The film manages to explode its history well enough to move forward, Taylor writes, “but what actually goes on in the scenes set 14 years hence feels rote and unimaginative.”
“Action scenes are accumulated as if mandated by a stop-watch and almost invariably seem like warmed-over versions of stuff we’ve seen before in Terminator entries and elsewhere,” he writes. “The first three films in the series were R-rated and viscerally benefited from it; this one is rated PG-13 and its action scenes feel like diluted rehashes, obligatory and devoid of visual creativity in the same way the violence feel staged and photographed.”
Richard Lawson, reviewing the film for Vanity Fair, was less harsh in a review headlined, “Terminator Genisys Makes a Surprisingly Compelling Case for Itself.”
“The wheel hasn’t been re-invented, but it’s been nimbly re-purposed, jerry-rigged into something adequately suited to our modern age,” Lawson wrote. “While Genisys doesn’t have the iconic heft of James Cameron’s films, it’s not surprising, to me anyway, that the film has earned the maestro’s mild praise. Genisys isn’t a future classic, but it’ll do for now.”
Rolling Stone reviewer Peter Travers offered a fair bit of praise as well, saying the movie “fires on all action cylinders when director Alan Taylor (Thor: The Dark World) follows the model James Cameron set in the first two films, still the glory of the series.”
Then there’s this from Variety’s Justin Chang: “Genisys” is, he writes, a “nervy, silly, almost admirably misguided attempt to give the 31-year-old franchise a massive cybernetic facelift.”
“It is, on the face of it, a ludicrous and faintly depressing spectacle, like watching a ‘Terminator’ highlights reel stiffly enacted by Hollywood’s latest bright young things,” Chang writes.
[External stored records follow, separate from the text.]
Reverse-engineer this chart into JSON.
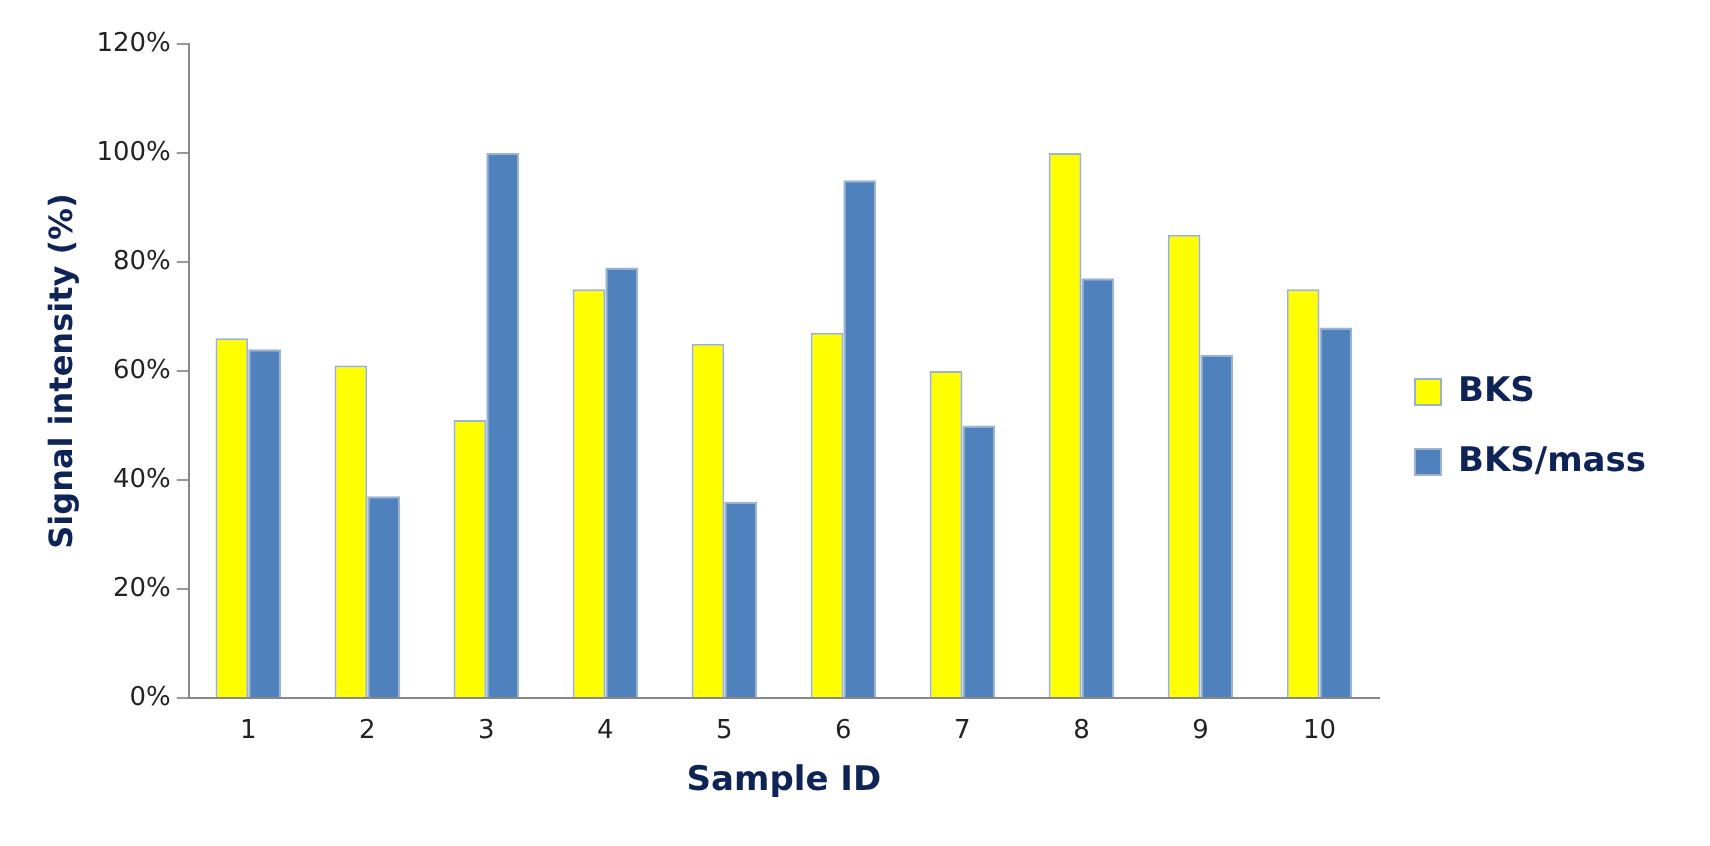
{
  "chart_data": {
    "type": "bar",
    "xlabel": "Sample ID",
    "ylabel": "Signal intensity (%)",
    "categories": [
      "1",
      "2",
      "3",
      "4",
      "5",
      "6",
      "7",
      "8",
      "9",
      "10"
    ],
    "series": [
      {
        "name": "BKS",
        "color": "#ffff00",
        "values": [
          66,
          61,
          51,
          75,
          65,
          67,
          60,
          100,
          85,
          75
        ]
      },
      {
        "name": "BKS/mass",
        "color": "#4f81bd",
        "values": [
          64,
          37,
          100,
          79,
          36,
          95,
          50,
          77,
          63,
          68
        ]
      }
    ],
    "ylim": [
      0,
      120
    ],
    "yticks": [
      {
        "value": 0,
        "label": "0%"
      },
      {
        "value": 20,
        "label": "20%"
      },
      {
        "value": 40,
        "label": "40%"
      },
      {
        "value": 60,
        "label": "60%"
      },
      {
        "value": 80,
        "label": "80%"
      },
      {
        "value": 100,
        "label": "100%"
      },
      {
        "value": 120,
        "label": "120%"
      }
    ],
    "grid": false,
    "legend": "right"
  }
}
“The ‘Terminator’ franchise, by now, has become its own worst Skynet — a monument to self-regeneration that endlessly repackages the same old thrills in ever sleeker, sexier models, and that gladly screws with its own past to ensure its future survival,” Chang said. “You can’t quite call it obsolete, perhaps, but damned if it doesn’t feel awfully futile.”
St. Louis Post-Dispatch reviewer Joe Williams says it’s like “a greatest-hits compilation for obsessive collectors.”
“On its own terms, ‘Terminator Genisys’ makes virtually no sense,” Williams writes. “It tries to cover its plot holes by circling back to worlds-within-worlds, but director Alan Taylor (‘Thor: The Dark World’) doesn’t have the chops to make ‘Inception.’ Instead he throws kitchen sinks into ever-bigger kitchen sinks.”
In The Guardian, reviewer Henry Barnes says it’s all enough to make you want to shed a tear.
“Salvation was boring, but Genisys makes you sad,” Barnes writes “Risk-averse Hollywood has made a crash-test dummy of a once great franchise, simply throwing everything at it to see what it stands. It’s heartbreaking to watch Arnie execute the same old programmes: the terrible robo-smile; the slang; the wear and tear of his living tissue revealing the cyborg underneath.
” ‘Old, but not obsolete,’ the Terminator/Guardian tells us when his age is brought into question,” Barnes writes. “In truth, it feels like both.”